Um Geld zu sparen, sollen Krankenkassen zudem Rehabilitationsanträge zu Rentenanträgen umgedeutet haben. Statt eines Krankengeldes von der Kasse erhalten die Betroffenen dann eine Erwerbsminderungsrente von der gesetzlichen Rentenversicherung, die in der Regel wesentlich geringer als die Leistung der Krankenkasse ausfällt. Im Frontal 21-Interview rät Mascher den Personen, die Probleme mit ihrer Krankenkasse haben, sich dringend beraten zu lassen. Neben dem VdK und der UPB gibt es weitere Organisationen, die den Betroffenen bei der schwierigen und komplexen Sachlage zur Seite stehen.

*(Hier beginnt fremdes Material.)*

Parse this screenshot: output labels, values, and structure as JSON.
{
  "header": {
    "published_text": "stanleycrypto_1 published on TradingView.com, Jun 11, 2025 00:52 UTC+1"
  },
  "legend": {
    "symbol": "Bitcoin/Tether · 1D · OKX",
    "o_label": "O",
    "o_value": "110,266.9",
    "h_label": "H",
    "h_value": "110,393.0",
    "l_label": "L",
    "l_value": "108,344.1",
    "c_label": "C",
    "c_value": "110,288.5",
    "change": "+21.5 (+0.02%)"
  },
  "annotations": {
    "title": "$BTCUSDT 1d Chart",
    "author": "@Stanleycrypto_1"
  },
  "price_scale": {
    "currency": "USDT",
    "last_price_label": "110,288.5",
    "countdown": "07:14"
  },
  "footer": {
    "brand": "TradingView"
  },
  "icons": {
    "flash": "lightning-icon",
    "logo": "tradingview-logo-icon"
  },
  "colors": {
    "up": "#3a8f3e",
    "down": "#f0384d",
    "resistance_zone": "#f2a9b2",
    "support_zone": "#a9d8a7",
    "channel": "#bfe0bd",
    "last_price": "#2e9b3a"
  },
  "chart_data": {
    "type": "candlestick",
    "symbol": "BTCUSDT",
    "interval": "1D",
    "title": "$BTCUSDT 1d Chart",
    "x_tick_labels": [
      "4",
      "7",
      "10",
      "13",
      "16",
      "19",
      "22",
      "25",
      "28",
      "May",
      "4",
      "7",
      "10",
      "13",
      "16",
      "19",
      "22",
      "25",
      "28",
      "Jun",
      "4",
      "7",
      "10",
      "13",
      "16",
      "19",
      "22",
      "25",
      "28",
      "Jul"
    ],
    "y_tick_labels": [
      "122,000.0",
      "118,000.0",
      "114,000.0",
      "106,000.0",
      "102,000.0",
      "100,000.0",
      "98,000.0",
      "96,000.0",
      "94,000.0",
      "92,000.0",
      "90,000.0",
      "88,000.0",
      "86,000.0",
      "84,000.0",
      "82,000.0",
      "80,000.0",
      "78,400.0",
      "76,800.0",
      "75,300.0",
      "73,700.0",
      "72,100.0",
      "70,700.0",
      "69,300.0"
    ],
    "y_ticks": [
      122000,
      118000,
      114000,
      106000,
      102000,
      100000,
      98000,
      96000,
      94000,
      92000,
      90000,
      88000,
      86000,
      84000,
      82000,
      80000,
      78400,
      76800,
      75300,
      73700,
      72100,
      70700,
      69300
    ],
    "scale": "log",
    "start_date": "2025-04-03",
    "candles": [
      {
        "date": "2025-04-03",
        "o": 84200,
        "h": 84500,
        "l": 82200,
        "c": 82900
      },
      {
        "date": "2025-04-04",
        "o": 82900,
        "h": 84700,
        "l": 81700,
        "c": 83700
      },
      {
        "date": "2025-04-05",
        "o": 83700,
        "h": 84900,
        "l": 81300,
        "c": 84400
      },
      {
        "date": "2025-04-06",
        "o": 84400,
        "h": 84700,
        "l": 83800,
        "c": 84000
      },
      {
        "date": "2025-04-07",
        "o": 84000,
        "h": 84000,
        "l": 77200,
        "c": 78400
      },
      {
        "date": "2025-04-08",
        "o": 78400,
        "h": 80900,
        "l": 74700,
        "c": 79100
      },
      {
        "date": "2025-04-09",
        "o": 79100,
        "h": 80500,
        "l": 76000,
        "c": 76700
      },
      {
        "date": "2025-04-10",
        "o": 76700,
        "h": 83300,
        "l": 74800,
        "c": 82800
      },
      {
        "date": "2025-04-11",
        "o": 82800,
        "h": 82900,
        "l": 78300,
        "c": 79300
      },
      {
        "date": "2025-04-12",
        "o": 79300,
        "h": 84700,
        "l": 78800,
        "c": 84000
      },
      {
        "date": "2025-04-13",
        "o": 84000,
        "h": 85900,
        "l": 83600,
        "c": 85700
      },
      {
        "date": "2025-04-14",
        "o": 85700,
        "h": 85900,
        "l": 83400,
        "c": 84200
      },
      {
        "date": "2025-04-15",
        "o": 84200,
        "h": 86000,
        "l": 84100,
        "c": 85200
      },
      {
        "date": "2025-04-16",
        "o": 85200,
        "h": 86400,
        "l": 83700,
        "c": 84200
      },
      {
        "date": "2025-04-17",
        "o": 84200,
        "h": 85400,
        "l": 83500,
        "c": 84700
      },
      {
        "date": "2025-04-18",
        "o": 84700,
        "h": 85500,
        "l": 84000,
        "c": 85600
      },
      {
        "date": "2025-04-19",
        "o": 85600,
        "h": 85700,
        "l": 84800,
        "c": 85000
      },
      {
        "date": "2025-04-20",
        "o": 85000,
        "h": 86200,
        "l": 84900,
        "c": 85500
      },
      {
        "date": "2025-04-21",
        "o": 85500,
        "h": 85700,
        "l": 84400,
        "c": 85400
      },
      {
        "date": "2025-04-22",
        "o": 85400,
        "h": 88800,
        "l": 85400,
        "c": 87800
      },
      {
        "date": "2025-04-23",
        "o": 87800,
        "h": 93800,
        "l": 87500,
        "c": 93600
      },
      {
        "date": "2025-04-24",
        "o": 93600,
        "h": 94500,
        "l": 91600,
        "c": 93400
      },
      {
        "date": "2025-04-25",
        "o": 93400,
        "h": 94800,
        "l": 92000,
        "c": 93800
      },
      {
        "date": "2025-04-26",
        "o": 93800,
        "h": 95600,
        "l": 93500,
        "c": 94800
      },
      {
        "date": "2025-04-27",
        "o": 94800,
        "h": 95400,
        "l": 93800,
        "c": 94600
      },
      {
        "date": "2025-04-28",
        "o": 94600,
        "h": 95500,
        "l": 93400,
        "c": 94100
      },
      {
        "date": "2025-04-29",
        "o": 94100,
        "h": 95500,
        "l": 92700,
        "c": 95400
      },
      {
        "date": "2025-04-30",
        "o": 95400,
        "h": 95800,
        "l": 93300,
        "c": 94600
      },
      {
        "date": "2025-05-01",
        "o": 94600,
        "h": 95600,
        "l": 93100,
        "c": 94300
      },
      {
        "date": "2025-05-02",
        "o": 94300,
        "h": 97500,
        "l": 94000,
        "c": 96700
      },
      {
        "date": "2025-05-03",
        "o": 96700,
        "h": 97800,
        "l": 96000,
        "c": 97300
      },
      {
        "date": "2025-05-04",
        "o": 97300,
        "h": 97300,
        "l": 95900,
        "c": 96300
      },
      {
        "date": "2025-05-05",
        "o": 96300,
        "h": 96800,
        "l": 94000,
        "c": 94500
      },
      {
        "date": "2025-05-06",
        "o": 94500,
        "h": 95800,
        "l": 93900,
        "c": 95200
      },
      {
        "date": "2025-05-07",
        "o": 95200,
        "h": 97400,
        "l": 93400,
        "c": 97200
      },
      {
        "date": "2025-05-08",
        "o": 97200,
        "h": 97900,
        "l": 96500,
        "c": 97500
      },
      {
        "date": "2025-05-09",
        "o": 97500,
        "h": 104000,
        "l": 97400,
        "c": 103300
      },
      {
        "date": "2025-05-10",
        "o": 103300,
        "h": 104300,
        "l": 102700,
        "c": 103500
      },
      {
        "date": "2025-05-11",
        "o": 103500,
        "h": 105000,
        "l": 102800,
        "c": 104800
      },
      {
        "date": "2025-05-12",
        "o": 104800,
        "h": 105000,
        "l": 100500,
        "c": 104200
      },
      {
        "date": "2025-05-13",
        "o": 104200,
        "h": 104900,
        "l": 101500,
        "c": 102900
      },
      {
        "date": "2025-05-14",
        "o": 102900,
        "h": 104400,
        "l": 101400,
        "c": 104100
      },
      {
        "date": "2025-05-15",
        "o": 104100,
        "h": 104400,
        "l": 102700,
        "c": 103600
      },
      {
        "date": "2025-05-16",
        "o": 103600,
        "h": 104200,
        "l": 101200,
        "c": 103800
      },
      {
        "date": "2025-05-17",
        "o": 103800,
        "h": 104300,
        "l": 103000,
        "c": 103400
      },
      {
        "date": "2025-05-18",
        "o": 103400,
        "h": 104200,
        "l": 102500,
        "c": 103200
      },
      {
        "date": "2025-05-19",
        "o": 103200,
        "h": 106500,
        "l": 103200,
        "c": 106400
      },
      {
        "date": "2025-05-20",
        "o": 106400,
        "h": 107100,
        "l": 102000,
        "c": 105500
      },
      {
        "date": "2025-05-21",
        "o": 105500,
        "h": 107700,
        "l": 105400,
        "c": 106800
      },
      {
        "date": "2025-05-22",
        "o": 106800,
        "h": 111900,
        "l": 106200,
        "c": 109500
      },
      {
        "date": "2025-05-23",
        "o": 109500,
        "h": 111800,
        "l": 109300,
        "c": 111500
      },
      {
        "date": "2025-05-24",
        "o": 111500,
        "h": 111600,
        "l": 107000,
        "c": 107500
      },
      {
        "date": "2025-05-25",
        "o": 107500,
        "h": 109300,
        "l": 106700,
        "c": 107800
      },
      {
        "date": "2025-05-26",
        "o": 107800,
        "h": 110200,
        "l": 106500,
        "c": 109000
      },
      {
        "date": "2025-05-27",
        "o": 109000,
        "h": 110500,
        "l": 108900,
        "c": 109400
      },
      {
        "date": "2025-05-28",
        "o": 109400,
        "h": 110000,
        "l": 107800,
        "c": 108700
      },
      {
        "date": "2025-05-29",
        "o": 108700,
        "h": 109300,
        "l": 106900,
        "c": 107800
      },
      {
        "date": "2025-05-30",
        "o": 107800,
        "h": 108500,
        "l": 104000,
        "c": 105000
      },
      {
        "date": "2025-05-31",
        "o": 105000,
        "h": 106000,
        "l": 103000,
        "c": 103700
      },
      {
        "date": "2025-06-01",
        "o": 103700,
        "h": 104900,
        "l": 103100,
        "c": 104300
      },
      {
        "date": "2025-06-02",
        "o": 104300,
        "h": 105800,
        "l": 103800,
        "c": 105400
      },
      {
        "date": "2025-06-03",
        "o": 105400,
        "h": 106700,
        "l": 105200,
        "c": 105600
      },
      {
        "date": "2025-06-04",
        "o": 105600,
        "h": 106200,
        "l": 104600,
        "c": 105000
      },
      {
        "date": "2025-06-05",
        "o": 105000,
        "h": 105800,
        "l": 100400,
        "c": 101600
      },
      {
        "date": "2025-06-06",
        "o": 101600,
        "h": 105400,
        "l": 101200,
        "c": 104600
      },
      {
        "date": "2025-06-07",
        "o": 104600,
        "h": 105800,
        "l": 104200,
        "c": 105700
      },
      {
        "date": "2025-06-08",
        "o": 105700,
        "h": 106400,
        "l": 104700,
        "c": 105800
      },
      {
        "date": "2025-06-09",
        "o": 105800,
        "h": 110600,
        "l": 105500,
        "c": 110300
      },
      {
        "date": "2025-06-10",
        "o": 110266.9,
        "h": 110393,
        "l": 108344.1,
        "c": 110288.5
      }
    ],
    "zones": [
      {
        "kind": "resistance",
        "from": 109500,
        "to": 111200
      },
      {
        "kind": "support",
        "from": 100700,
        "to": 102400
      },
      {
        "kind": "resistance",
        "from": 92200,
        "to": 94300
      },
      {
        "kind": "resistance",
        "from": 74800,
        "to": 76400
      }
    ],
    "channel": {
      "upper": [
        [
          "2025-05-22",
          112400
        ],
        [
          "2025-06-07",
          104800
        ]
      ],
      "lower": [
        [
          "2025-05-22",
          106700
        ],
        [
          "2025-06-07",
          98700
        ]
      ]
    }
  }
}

Anspruch auf Krankengeld nach sechswöchiger Krankschreibung

Wer länger als sechs Wochen krankgeschrieben ist, bekommt in der Regel von seiner Krankenkasse ein Krankengeld ausgezahlt. Dieses löst die Lohnfortzahlung im Krankheitsfall durch den Arbeitgeber ab. Mit dem Krankengeld soll der Ausfall von Einkommen aufgrund krankheitsbedingter Arbeitsunfähigkeit ausgeglichen werden. Die Höhe der Lohnersatzzahlung hängt vom regelmäßigen Einkommen vor Beginn der Arbeitsunfähigkeit ab. In der Regel beträgt das Krankengeld 70 Prozent des letzten monatlichen Bruttolohns, aber höchsten 90 Prozent des Nettoeinkommens.

Sofern Arbeitnehmer jedoch aufgrund eines Unfalls oder einer Erkrankung dauerhaft nicht mehr arbeiten können, sieht es mit der finanziellen Absicherung kritisch aus. Die gesetzliche Erwerbsunfähigkeitsversicherung zahlt nur unter bestimmten Voraussetzungen. Berufstätige sollten daher mit einer Berufs- oder Arbeitsunfähigkeitsversicherung vorsorgen und sich so vor den finanziellen Konsequenzen der Berufsunfähigkeit schützen.